[lbo-talk] Krugman: Punishing ourselves to punish our neighbors' sins

Michael Pollak mpollak at panix.com
Mon Nov 1 20:32:47 PDT 2010


[I don't usually post Krugman columns because everyone reads them, but this is a particularly good summation of a situation that many of us have tried to sum up, and explain, many times.]

http://www.nytimes.com/2010/11/01/opinion/01krugman.html

The New York Times

October 31, 2010

Mugged by the Moralizers

By PAUL KRUGMAN

"How many of you people want to pay for your neighbor's mortgage that

has an extra bathroom and can't pay their bills?" That's the question

CNBC's Rick Santelli famously asked in 2009, in a rant widely credited

with giving birth to the Tea Party movement.

It's a sentiment that resonates not just in America but in much of the

world. The tone differs from place to place -- listening to a German

official denounce deficits, my wife whispered, "We'll all be handed

whips as we leave, so we can flagellate ourselves." But the message is

the same: debt is evil, debtors must pay for their sins, and from now

on we all must live within our means.

And that kind of moralizing is the reason we're mired in a seemingly

endless slump.

The years leading up to the 2008 crisis were indeed marked by

unsustainable borrowing, going far beyond the subprime loans many

people still believe, wrongly, were at the heart of the problem. Real

estate speculation ran wild in Florida and Nevada, but also in Spain,

Ireland and Latvia. And all of it was paid for with borrowed money.

This borrowing made the world as a whole neither richer nor poorer: one

person's debt is another person's asset. But it made the world

vulnerable. When lenders suddenly decided that they had lent too much,

that debt levels were excessive, debtors were forced to slash spending.

This pushed the world into the deepest recession since the 1930s. And

recovery, such as it is, has been weak and uncertain -- which is

exactly what we should have expected, given the overhang of debt.

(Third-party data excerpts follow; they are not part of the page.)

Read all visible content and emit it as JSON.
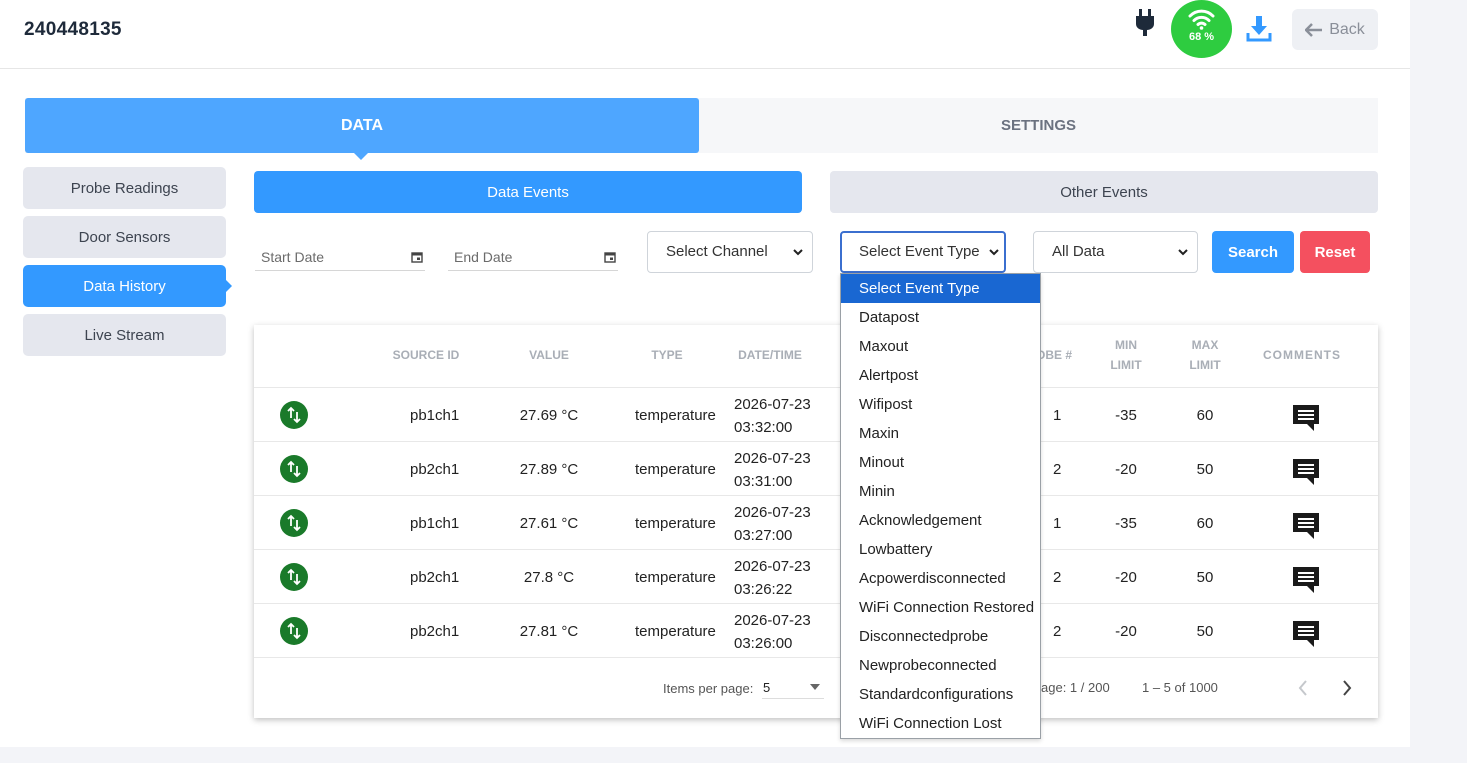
{
  "header": {
    "device_id": "240448135",
    "wifi_percent": "68 %",
    "back_label": "Back"
  },
  "tabs": {
    "data_label": "DATA",
    "settings_label": "SETTINGS"
  },
  "sidebar": {
    "items": [
      {
        "label": "Probe Readings"
      },
      {
        "label": "Door Sensors"
      },
      {
        "label": "Data History"
      },
      {
        "label": "Live Stream"
      }
    ]
  },
  "event_tabs": {
    "data_events": "Data Events",
    "other_events": "Other Events"
  },
  "filters": {
    "start_date": "Start Date",
    "end_date": "End Date",
    "channel": "Select Channel",
    "event_type": "Select Event Type",
    "data_scope": "All Data",
    "search_label": "Search",
    "reset_label": "Reset"
  },
  "table": {
    "headers": {
      "source_id": "SOURCE ID",
      "value": "VALUE",
      "type": "TYPE",
      "datetime": "DATE/TIME",
      "probe": "OBE #",
      "min_limit_1": "MIN",
      "min_limit_2": "LIMIT",
      "max_limit_1": "MAX",
      "max_limit_2": "LIMIT",
      "comments": "COMMENTS"
    },
    "rows": [
      {
        "source": "pb1ch1",
        "value": "27.69 °C",
        "type": "temperature",
        "date": "2026-07-23",
        "time": "03:32:00",
        "probe": "1",
        "min": "-35",
        "max": "60"
      },
      {
        "source": "pb2ch1",
        "value": "27.89 °C",
        "type": "temperature",
        "date": "2026-07-23",
        "time": "03:31:00",
        "probe": "2",
        "min": "-20",
        "max": "50"
      },
      {
        "source": "pb1ch1",
        "value": "27.61 °C",
        "type": "temperature",
        "date": "2026-07-23",
        "time": "03:27:00",
        "probe": "1",
        "min": "-35",
        "max": "60"
      },
      {
        "source": "pb2ch1",
        "value": "27.8 °C",
        "type": "temperature",
        "date": "2026-07-23",
        "time": "03:26:22",
        "probe": "2",
        "min": "-20",
        "max": "50"
      },
      {
        "source": "pb2ch1",
        "value": "27.81 °C",
        "type": "temperature",
        "date": "2026-07-23",
        "time": "03:26:00",
        "probe": "2",
        "min": "-20",
        "max": "50"
      }
    ]
  },
  "pagination": {
    "items_per_page_label": "Items per page:",
    "items_per_page_value": "5",
    "page_text": "age: 1 / 200",
    "range_text": "1 – 5 of 1000"
  },
  "event_type_options": [
    "Select Event Type",
    "Datapost",
    "Maxout",
    "Alertpost",
    "Wifipost",
    "Maxin",
    "Minout",
    "Minin",
    "Acknowledgement",
    "Lowbattery",
    "Acpowerdisconnected",
    "WiFi Connection Restored",
    "Disconnectedprobe",
    "Newprobeconnected",
    "Standardconfigurations",
    "WiFi Connection Lost"
  ],
  "colors": {
    "primary": "#3399ff",
    "tab_active": "#4ea6ff",
    "reset": "#f4505f",
    "wifi_badge": "#2ecc40",
    "status_ok": "#1a7a2a"
  }
}
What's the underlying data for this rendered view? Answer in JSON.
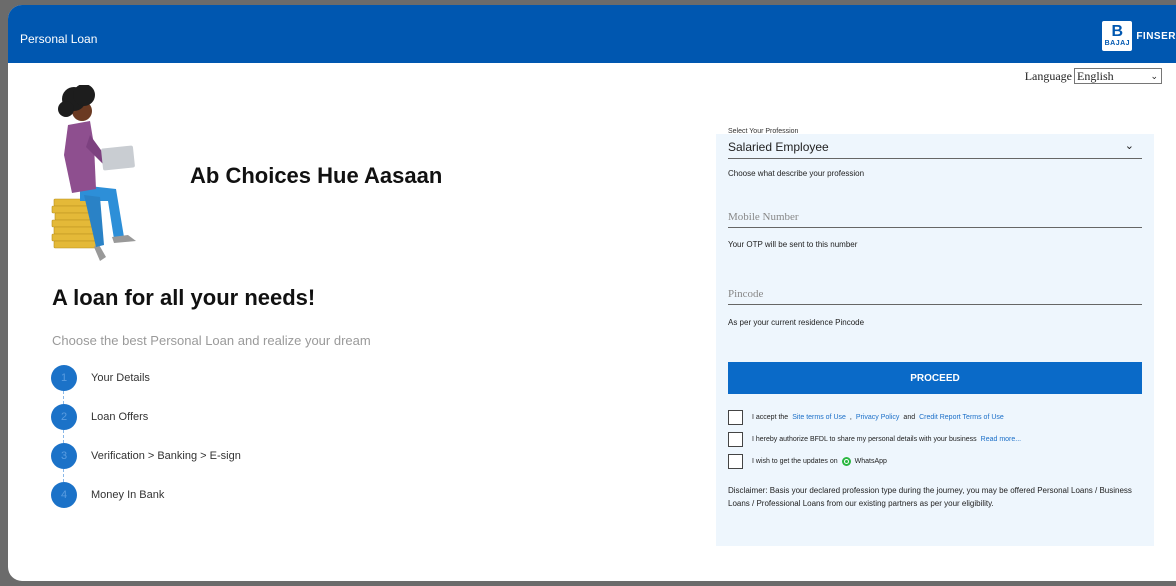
{
  "header": {
    "title": "Personal Loan",
    "brand_logo_letter": "B",
    "brand_logo_text": "BAJAJ",
    "brand_name": "FINSER"
  },
  "language": {
    "label": "Language",
    "selected": "English"
  },
  "hero": {
    "tagline": "Ab Choices Hue Aasaan"
  },
  "main": {
    "heading": "A loan for all your needs!",
    "subheading": "Choose the best Personal Loan and realize your dream",
    "steps": [
      {
        "num": "1",
        "label": "Your Details"
      },
      {
        "num": "2",
        "label": "Loan Offers"
      },
      {
        "num": "3",
        "label": "Verification > Banking > E-sign"
      },
      {
        "num": "4",
        "label": "Money In Bank"
      }
    ]
  },
  "form": {
    "profession_label": "Select Your Profession",
    "profession_value": "Salaried Employee",
    "profession_hint": "Choose what describe your profession",
    "mobile_placeholder": "Mobile Number",
    "mobile_hint": "Your OTP will be sent to this number",
    "pincode_placeholder": "Pincode",
    "pincode_hint": "As per your current residence Pincode",
    "proceed": "PROCEED",
    "consent1_prefix": "I accept the",
    "consent1_link1": "Site terms of Use",
    "consent1_sep": ",",
    "consent1_link2": "Privacy Policy",
    "consent1_and": "and",
    "consent1_link3": "Credit Report Terms of Use",
    "consent2_text": "I hereby authorize BFDL to share my personal details with your business",
    "consent2_link": "Read more...",
    "consent3_text": "I wish to get the updates on",
    "consent3_app": "WhatsApp",
    "disclaimer": "Disclaimer: Basis your declared profession type during the journey, you may be offered Personal Loans / Business Loans / Professional Loans from our existing partners as per your eligibility."
  },
  "colors": {
    "brand_blue": "#0057b0",
    "button_blue": "#0a6ac8",
    "panel_bg": "#eef6fd",
    "step_blue": "#1b72c8",
    "whatsapp_green": "#2bb741"
  }
}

The key thing to bear in mind is that for the world as a whole,

spending equals income. If one group of people -- those with excessive

debts -- is forced to cut spending to pay down its debts, one of two

things must happen: either someone else must spend more, or world

income will fall.

Yet those parts of the private sector not burdened by high levels of

debt see little reason to increase spending. Corporations are flush

with cash -- but why expand when so much of the capacity they already

have is sitting idle? Consumers who didn't overborrow can get loans at

low rates -- but that incentive to spend is more than outweighed by

worries about a weak job market. Nobody in the private sector is

willing to fill the hole created by the debt overhang.

So what should we be doing? First, governments should be spending while

the private sector won't, so that debtors can pay down their debts

without perpetuating a global slump. Second, governments should be

promoting widespread debt relief: reducing obligations to levels the

debtors can handle is the fastest way to eliminate that debt overhang.

But the moralizers will have none of it. They denounce deficit

spending, declaring that you can't solve debt problems with more debt.

They denounce debt relief, calling it a reward for the undeserving.

And if you point out that their arguments don't add up, they fly into a

rage. Try to explain that when debtors spend less, the economy will be

depressed unless somebody else spends more, and they call you a

socialist. Try to explain why mortgage relief is better for America

than foreclosing on homes that must be sold at a huge loss, and they

start ranting like Mr. Santelli. No question about it: the moralizers

are filled with a passionate intensity.

And those who should know better lack all conviction.

John Boehner, the House minority leader, was widely mocked last year

when he declared that "It's time for government to tighten their belts"

-- in the face of depressed private spending, the government should

spend more, not less. But since then President Obama has repeatedly

used the same metaphor, promising to match private belt-tightening with

public belt-tightening. Does he lack the courage to challenge popular

misconceptions, or is this just intellectual laziness? Either way, if

the president won't defend the logic of his own policies, who will?

Meanwhile, the administration's mortgage modification program -- the

program that inspired the Santelli rant -- has, in the end,

accomplished almost nothing. At least part of the reason is that

officials were so worried that they might be accused of helping the

undeserving that they ended up helping almost nobody.

So the moralizers are winning. More and more voters, both here and in

Europe, are convinced that what we need is not more stimulus but more

punishment. Governments must tighten their belts; debtors must pay what

they owe.

The irony is that in their determination to punish the undeserving,

voters are punishing themselves: by rejecting fiscal stimulus and debt

relief, they're perpetuating high unemployment. They are, in effect,

cutting off their own jobs to spite their neighbors.

But they don't know that. And because they don't, the slump will go on.